Dancers in San Jose Costa Rica - Charlie on Travel

Umbrella people san jose costa rica - charlie on travel

Hula hooper in san jose costa rica - Charlie on Travel

Skate boarder san jose costa rica - Charlie on Travel

After some real reservations about San José, we were pleasantly surprised by the eclectic street art adorning city walls and the creative, cultural, lively vibe that we experienced along the way. The saying that you shouldn’t judge a book by it’s cover is certainly true of San José.

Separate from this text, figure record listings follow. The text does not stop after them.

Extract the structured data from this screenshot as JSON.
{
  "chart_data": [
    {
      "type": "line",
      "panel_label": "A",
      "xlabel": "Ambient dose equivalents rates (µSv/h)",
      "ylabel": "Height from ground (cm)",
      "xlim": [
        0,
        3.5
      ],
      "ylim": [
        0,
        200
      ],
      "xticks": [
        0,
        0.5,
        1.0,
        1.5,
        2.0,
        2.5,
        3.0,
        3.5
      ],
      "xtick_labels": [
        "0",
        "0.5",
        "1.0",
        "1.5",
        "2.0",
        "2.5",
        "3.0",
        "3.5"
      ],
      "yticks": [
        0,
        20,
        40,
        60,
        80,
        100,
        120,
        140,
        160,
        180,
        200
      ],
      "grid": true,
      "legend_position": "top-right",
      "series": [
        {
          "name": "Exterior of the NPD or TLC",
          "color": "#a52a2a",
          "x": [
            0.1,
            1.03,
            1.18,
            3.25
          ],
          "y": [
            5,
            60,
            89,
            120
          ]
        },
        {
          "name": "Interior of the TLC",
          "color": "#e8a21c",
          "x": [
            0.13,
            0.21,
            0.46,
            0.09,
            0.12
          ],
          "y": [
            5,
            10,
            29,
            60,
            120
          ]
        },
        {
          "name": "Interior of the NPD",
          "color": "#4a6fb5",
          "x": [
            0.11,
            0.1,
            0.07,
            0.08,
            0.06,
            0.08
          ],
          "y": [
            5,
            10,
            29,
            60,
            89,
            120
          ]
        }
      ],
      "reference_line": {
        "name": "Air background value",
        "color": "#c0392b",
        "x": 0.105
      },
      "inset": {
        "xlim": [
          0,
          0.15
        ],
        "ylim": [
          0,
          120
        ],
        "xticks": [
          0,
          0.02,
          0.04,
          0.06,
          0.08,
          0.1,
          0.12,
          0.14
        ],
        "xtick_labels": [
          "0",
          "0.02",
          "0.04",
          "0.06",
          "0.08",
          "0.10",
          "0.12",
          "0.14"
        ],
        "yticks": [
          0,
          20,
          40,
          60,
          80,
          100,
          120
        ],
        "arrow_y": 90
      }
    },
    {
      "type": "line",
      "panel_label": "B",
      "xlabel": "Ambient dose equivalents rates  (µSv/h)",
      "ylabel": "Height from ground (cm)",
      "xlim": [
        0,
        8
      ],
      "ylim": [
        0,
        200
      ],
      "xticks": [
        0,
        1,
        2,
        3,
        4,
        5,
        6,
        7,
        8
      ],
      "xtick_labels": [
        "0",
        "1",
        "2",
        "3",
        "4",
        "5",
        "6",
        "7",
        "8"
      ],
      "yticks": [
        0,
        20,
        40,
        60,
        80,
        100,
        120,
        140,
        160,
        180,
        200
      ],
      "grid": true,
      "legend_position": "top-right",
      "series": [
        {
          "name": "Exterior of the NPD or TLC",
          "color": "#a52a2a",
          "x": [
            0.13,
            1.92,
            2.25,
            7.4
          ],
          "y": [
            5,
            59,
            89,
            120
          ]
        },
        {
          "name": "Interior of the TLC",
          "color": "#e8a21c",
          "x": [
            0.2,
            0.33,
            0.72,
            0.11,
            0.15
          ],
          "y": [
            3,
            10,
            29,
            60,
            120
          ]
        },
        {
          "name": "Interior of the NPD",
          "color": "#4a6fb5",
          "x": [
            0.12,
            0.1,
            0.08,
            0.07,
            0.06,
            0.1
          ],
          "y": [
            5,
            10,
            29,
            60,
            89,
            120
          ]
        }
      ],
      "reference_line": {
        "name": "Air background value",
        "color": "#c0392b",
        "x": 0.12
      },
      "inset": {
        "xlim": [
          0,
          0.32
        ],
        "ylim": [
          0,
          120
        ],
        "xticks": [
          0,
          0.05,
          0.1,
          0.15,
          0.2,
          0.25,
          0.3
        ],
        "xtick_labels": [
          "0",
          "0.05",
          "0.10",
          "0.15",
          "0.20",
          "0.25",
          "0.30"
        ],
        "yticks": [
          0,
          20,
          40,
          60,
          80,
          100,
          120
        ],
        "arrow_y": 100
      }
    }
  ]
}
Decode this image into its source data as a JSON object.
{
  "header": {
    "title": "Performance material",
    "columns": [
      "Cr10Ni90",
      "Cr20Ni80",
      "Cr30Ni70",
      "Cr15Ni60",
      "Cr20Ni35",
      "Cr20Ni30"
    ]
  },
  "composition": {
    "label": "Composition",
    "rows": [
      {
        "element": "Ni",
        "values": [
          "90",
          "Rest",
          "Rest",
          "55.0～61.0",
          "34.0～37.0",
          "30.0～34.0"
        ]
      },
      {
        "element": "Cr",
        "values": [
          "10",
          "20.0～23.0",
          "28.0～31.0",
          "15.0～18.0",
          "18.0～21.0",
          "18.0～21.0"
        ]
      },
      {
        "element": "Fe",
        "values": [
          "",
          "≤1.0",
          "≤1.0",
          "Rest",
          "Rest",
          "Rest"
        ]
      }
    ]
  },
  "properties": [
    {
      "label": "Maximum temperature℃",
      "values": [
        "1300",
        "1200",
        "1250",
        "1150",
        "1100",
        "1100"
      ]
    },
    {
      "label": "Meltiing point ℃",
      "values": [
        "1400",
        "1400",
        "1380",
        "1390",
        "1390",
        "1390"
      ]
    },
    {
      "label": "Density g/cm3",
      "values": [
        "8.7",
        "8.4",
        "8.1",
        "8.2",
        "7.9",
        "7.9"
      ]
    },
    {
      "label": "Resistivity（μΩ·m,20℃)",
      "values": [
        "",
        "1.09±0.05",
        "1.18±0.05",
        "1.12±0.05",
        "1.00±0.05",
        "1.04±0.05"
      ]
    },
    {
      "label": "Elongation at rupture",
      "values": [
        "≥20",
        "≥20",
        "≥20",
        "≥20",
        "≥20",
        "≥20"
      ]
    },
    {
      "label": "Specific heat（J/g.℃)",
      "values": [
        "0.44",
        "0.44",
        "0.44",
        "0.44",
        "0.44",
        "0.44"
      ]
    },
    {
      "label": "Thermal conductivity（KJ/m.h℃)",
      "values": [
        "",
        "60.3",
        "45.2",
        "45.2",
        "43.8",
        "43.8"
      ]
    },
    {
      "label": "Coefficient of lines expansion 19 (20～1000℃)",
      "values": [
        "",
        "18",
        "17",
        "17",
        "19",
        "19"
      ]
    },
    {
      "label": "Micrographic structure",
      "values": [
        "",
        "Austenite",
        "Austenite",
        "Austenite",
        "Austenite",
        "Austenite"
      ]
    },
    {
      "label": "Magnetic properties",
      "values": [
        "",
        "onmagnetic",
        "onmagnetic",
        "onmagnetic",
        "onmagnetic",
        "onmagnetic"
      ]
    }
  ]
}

Which cities are your favourites for street art portraits? What do you think of them?

 

Charlie Marchant

Charlie is a long-term traveller from the UK who writes about simple ways to travel sustainably, including how to become a house sitter and slow traveller, eating local and vegetarian, and making responsible travel choices.

21 thoughts to “A City of Portraits: Street Art in San José, Costa Rica”

  1. I think I would like San Jose for its artistic and lively side alone. I’m a huge street art fan and I love stopping and watching people performing in the street, I’m not sure why but it changes my appreciation of a place completely. I guess that’s why I love Berlin and London too so much.
    francaangloitalian recently posted…LOCATE CAVEY – Return to BerlinMy Profile

    1. I agree and I think it changes mine too. If there hadn’t been street performers and sunny weather to appreciate all the street art in during the day then perhaps I would still have a negative perception of San Jose.

    1. Yes, definitely. I felt like I really experienced both sides of it too, and we also stayed in one of the less than lovely areas, it was so great to be able to walk around the arty, vibrant areas.

    1. Hey Kami! I know right, me too, it really surprised me. It was a much more vibrant place than it first appeared, you have to explore much deeper into the heart of the city before it’s revealed.

  2. Great photos! Often the best way to explore an otherwise scummy city seems to be to look for the hidden culture- street art, music, open-air performers. I had a similar experience in Bogota apart from the weather was bad too there- not that inspiring as a city, but beautiful street-art. Thank-you for sharing! I’m glad you found a positive side to San Jose.
    Katie Featherstone recently posted…Coiroco- tropical garden of the Yungas, Bolivia.My Profile

    1. Thanks, Katie! Yes, I completely agree about that – and also spend more time in cafes and coffee shops when you come across a good one! Street art can really make all the difference. Thank you for commenting!

    1. Thank you, Heather! Your remark is so true. I was listening to a group of tourists discussing San Jose the other day. A solo female traveller had asked about it and a group of tourists all chimed in to say how dangerous it was and how women should never go out on their own in San Jose, and that there was nothing to see anyway – it was better just to stay in the hotel room. I was like :/ not true.